I think there are Two Rules.
1. Thou Shalt not Bore the Reader.
2. Thou Shalt not Confuse the Reader.
All the grammar and stuff fall under the second rule–grammar was invented to prevent confusion in communication. Hmm. Wonder if we can get a contest to use those two rules for the score sheet?
Some of these ‘rules’ I think exist simply because of contest problems. One book I’ve had uneven results with only uses the heroine’s POV in chapter one (what you can send to the contests). The hero’s POV shows up in chapter two and I am absolutely sure that readers of the book would be satisfied to wait that long to read his thoughts. However, some contest judges don’t seem to know how to judge him when they haven’t seen into his head — and thus they mark the manuscript down.
Some judging scoresheets are heavily weighted to sections on each character. If the hero doesn’t show up within the entry then all those ‘points’ which are set aside for the hero are lost, and the entry, no mattery how well it scores on everything else, will not do well.
I don’t think there’s a perfect answer to all this. Rather, I think it’s just something that entrants need to be aware of when they enter contests. I think they need to keep in mind the peculiarities of contest structure and not knee-jerk to changing their manuscripts because of contest judge comments.
Actually, I’ve come to the place where I prefer contests that offer no ‘comments’ from judges. I enter as a shot at getting more than a query in front of an editor or agent, not for feed-back. I have crit partners for feed-back, people who read the book as a whole and therefore are better equipped to make an assessment. Honestly, if I do get comments back from judges, I usually don’t even read them.
That may sound shocking, but the fact is that I don’t know who these judges are (they are usually anonymous these days). So, I have no way of knowing if the comments are coming from a multi-published best seller or from a novice who has yet to complete her first book. I have no way of knowing if this judges work is something I would admire, or something I would wall bang. Therefore, it’s difficult to derive real meaning and value from those comments.
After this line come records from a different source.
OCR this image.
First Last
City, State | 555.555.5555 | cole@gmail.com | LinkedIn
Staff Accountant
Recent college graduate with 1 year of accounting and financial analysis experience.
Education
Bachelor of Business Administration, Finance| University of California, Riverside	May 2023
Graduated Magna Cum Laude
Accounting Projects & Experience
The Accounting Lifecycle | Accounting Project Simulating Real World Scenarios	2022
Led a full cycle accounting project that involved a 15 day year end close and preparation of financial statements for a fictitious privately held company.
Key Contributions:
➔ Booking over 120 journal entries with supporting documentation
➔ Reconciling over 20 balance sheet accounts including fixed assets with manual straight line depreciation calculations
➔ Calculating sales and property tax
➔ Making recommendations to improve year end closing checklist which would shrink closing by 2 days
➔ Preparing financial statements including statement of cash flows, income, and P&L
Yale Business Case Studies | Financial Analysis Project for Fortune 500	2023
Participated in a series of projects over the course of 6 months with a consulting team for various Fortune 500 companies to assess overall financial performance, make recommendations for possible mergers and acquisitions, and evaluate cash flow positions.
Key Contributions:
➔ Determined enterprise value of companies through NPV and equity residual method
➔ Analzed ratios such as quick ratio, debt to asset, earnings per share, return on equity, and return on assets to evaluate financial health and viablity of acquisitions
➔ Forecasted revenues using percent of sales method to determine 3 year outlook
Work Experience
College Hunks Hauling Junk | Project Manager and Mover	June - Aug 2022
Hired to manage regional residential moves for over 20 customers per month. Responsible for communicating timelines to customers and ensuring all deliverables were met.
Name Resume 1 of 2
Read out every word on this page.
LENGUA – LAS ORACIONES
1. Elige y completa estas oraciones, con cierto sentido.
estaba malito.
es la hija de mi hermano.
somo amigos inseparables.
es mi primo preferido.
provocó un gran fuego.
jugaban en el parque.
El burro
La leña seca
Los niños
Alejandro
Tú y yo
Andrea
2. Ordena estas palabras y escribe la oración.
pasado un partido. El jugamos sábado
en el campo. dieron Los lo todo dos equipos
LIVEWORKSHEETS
I find it better to just ignore them totally.
–June
I honestly think the RWA should have a national-level training and certification program for judges. I know for a fact that there are people judging contests who have written a couple of story outlines and a few pages of draft — and now they wanna be judges. Contests are major moneymakers for chapters, so I understand the temptation to proceed even when they’re struggling to find *anyone* who will agree to judge. I think it’d be better to cancel the contest (or at least some categories) than to go ahead with iffy judges. Idiotic feedback not only damages a contest’s reputation but also wastes the entrants’ time and money. Worse, some writers will be sent off on wild goose chases to fix things that weren’t broken.